The presence of Consuelos consent and the existence of a perfected contract between the
parties are further evidenced by the payment and receipt of P20,000.00, an earnest money by the
contracting parties common usage. The law on sales, specifically Article 1482 of the Civil Code, provides
that whenever earnest money is given in a contract of sale, it shall be considered as part of the price and
proof of the perfection of the contract. Although the presumption is not conclusive, as the parties may
treat the earnest money differently, there is nothing alleged in the present case that would give rise to a
contrary presumption. In cases where the Court reached a conclusion contrary to the presumption
declared in Article 1482, the money initially paid was given to guarantee that the buyer would not back out
from the sale, considering that the parties to the sale have yet to arrive at a definite agreement as to its
terms that is, a situation where the contract has not yet been perfected. These situations do not obtain
in the present case, as neither of the parties claimed that the P20,000.00 was given merely as guarantee
by the respondents, as vendees, that they would not back out from the sale. As I have pointed out, the
terms of the parties agreement are clear and explicit; indeed, all the essential elements of a perfected
contract are present in this case. While the respondents required that the occupants vacate the subject
properties prior to the payment of the second installment, the stipulation does not affect the perfection of
the contract, but only its execution. In sum, the case contains no element, factual or legal, that negates
the existence of a perfected contract between the parties.

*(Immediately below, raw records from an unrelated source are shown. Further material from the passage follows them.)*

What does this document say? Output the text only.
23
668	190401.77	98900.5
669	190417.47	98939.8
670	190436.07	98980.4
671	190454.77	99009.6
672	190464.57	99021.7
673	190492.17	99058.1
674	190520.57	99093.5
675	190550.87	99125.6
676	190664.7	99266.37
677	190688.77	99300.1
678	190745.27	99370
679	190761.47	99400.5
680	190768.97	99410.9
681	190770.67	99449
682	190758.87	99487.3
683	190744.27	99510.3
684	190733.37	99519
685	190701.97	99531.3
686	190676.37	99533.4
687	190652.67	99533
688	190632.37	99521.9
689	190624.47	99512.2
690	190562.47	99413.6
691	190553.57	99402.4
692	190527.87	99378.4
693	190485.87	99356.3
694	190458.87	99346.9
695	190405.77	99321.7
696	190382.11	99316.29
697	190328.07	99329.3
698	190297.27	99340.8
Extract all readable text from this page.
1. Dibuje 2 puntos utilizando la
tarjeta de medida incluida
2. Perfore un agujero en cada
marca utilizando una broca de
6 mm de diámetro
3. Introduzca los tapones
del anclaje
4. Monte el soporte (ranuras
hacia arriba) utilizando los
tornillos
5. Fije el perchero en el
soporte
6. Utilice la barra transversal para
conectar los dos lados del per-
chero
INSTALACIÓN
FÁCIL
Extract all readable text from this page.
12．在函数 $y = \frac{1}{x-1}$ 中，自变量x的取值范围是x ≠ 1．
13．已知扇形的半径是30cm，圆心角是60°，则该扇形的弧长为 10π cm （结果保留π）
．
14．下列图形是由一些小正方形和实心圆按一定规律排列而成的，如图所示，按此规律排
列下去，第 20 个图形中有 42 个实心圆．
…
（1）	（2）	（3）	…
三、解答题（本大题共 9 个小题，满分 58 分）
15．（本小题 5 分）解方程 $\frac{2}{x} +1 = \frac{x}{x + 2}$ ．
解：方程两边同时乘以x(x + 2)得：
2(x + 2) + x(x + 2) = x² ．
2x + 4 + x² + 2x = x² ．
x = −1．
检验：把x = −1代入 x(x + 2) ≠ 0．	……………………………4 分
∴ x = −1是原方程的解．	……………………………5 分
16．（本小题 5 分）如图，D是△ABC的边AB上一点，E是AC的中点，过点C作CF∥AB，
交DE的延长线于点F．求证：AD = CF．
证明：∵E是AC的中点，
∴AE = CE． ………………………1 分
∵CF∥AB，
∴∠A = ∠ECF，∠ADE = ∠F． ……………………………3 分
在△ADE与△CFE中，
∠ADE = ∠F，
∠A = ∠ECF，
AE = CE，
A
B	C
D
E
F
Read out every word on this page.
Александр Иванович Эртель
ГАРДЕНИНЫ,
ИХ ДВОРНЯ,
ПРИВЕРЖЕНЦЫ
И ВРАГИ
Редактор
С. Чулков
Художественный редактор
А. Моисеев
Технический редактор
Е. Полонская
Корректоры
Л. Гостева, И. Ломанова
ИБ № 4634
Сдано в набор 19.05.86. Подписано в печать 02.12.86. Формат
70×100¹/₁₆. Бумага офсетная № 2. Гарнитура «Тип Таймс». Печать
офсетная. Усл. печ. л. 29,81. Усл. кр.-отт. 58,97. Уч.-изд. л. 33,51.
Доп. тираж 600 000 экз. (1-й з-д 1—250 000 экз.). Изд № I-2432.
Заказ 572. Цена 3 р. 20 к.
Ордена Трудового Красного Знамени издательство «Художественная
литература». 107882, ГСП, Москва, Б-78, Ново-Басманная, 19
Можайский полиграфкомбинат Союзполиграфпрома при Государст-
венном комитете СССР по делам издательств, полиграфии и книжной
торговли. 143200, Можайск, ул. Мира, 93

As I conclude that the respondents payment on June 15, 1989 of the installment due on June 14,
1989 effectively defeated the petitioners-heirs right to have the contract rescinded or cancelled. Whether
the parties agreement is characterized as one of sale or to sell is not relevant in light of the respondents
payment within the grace period provided under Article 1592 of the Civil Code and Section 4 of the
Maceda Law. The petitioners-heirs obligation to accept the payment of the price and to convey
Consuelos conjugal and hereditary shares in the subject properties subsists.